Production Process

AN ANCESTRAL CREATION

Agave distillates have a long history. Archaeological records show that the agave was already being cultivated, cooked and consumed around 8,000 years ago. The ancient drink known as pulque, a mild ferment derived from the sap or mead of the maguey, was considered the drink of the gods by the Aztec, Mayan and Huastec cultures. In the mid-16th century, Spanish explorers established the first formal distillery in Jalisco and began selling the brandy. Subsequently, the town where the distillery was located acquired the name of Tequila and became the export center of the Mexican distillate called “mezcal wine”.

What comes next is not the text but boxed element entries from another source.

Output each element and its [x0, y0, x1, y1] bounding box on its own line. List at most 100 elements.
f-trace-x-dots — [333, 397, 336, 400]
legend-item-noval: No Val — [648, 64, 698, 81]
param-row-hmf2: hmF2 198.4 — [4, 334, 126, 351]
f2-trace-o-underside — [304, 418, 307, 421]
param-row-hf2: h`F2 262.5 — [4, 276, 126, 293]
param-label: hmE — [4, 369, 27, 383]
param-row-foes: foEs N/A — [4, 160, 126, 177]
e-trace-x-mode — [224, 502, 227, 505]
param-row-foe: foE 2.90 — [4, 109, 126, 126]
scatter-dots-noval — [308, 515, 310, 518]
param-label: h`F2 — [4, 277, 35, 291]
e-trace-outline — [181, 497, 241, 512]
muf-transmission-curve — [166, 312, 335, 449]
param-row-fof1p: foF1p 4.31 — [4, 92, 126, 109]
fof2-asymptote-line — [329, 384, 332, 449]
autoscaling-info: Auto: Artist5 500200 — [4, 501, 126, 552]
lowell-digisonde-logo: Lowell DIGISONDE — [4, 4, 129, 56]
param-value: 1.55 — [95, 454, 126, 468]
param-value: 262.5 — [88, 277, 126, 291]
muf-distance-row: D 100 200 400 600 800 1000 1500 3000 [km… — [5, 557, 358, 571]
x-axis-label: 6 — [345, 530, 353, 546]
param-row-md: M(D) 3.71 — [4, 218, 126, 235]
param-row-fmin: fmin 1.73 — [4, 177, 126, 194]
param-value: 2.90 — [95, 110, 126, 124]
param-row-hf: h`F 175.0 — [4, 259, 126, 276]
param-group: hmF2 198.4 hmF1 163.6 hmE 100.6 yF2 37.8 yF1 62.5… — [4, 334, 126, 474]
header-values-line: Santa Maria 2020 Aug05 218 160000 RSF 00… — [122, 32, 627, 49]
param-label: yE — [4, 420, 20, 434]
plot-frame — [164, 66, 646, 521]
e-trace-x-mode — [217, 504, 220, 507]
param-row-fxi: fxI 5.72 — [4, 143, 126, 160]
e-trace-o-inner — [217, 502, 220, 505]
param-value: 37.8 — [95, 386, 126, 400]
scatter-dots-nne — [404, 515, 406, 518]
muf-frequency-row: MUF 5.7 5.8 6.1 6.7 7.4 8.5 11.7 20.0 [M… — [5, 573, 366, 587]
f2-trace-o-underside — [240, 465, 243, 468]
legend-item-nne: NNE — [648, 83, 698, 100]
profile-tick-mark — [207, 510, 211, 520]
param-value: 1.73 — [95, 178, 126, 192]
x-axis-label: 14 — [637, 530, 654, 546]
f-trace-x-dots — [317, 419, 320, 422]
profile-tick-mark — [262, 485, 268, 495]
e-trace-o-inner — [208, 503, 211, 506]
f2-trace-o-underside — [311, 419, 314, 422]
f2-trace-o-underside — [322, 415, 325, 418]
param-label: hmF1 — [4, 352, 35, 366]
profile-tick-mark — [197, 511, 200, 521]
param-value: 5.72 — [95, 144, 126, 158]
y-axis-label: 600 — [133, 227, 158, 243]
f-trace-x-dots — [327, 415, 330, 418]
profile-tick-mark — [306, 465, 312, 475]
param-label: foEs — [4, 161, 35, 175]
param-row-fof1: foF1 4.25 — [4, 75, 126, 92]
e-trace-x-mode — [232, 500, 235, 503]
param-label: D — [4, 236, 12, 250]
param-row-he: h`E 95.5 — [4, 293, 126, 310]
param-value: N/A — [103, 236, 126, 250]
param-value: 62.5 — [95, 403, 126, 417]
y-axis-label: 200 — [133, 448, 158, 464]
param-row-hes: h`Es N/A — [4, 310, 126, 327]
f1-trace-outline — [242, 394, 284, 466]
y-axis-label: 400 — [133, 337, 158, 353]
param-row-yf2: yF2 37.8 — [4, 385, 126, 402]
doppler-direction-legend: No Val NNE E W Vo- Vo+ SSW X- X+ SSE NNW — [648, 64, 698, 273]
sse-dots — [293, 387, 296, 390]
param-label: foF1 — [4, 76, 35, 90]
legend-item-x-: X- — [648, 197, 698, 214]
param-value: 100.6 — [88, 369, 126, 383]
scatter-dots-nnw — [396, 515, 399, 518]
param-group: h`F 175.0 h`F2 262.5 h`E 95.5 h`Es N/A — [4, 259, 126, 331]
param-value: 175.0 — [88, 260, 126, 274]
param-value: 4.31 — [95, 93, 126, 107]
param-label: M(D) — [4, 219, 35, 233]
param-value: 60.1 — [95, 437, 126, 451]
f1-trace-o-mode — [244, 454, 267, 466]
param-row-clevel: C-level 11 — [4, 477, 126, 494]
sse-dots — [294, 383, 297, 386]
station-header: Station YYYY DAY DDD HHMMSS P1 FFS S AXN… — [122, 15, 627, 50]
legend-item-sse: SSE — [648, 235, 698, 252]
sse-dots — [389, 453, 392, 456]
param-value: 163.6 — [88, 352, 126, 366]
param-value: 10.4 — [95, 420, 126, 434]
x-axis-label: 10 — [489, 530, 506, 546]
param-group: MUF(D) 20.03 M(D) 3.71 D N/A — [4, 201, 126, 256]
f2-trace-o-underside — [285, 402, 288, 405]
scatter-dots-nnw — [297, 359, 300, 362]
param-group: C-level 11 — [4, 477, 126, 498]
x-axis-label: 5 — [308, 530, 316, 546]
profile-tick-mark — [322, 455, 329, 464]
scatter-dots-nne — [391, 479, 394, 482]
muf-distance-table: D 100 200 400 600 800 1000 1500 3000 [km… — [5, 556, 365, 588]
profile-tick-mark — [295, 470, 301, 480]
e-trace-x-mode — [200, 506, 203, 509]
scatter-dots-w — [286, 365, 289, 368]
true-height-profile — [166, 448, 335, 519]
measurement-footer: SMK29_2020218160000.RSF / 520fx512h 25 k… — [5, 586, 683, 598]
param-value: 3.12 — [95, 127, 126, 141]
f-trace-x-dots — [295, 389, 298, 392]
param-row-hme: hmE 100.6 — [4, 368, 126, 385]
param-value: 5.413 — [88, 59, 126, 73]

The drink was so popular that the taxes collected from its sale were more than enough for the government of the time to subsidize the initial construction of what we now know as Guadalajara. The drink ended up being known as “tequila mezcal,” but in 1893, tequila producers and the Mexican government decided to drop the term “mezcal.”

ELABORATION PROCESS

The slow process of cooking the piñas in conical stone and wood ovens submerged two meters deep is a distinctive aspect of mezcal. It is its cooking, which extends over several days, that gives mezcal the smoky stamp that characterizes it. The Lost Explorer Mezcal is cooked in conical earthen ovens with river stones and volcanic rocks, covered with local wood and awnings that keep the heat in. On the other hand, tequila is normally baked using industrial methods such as brick oven, autoclave or diffuser. The brick oven is the traditional method of cooking Tequilana Weber blue agave and the process takes about three days. An autoclave is a large metal chamber that allows faster cooking of agaves and work with larger batches of raw material. A diffuser, used in most industrialized tequila production processes, is a machine the size of a small room that uses pressurized water and, in some cases, chemicals to extract the sugars from the agave fibers.

And while both mezcal and tequila can be aged after distillation, mezcal typically rests for less time than tequila. In tequila, aging is precisely one of the factors that producers take advantage of to improve flavor. With mezcal, on the other hand, we have a wide variety of species to explore.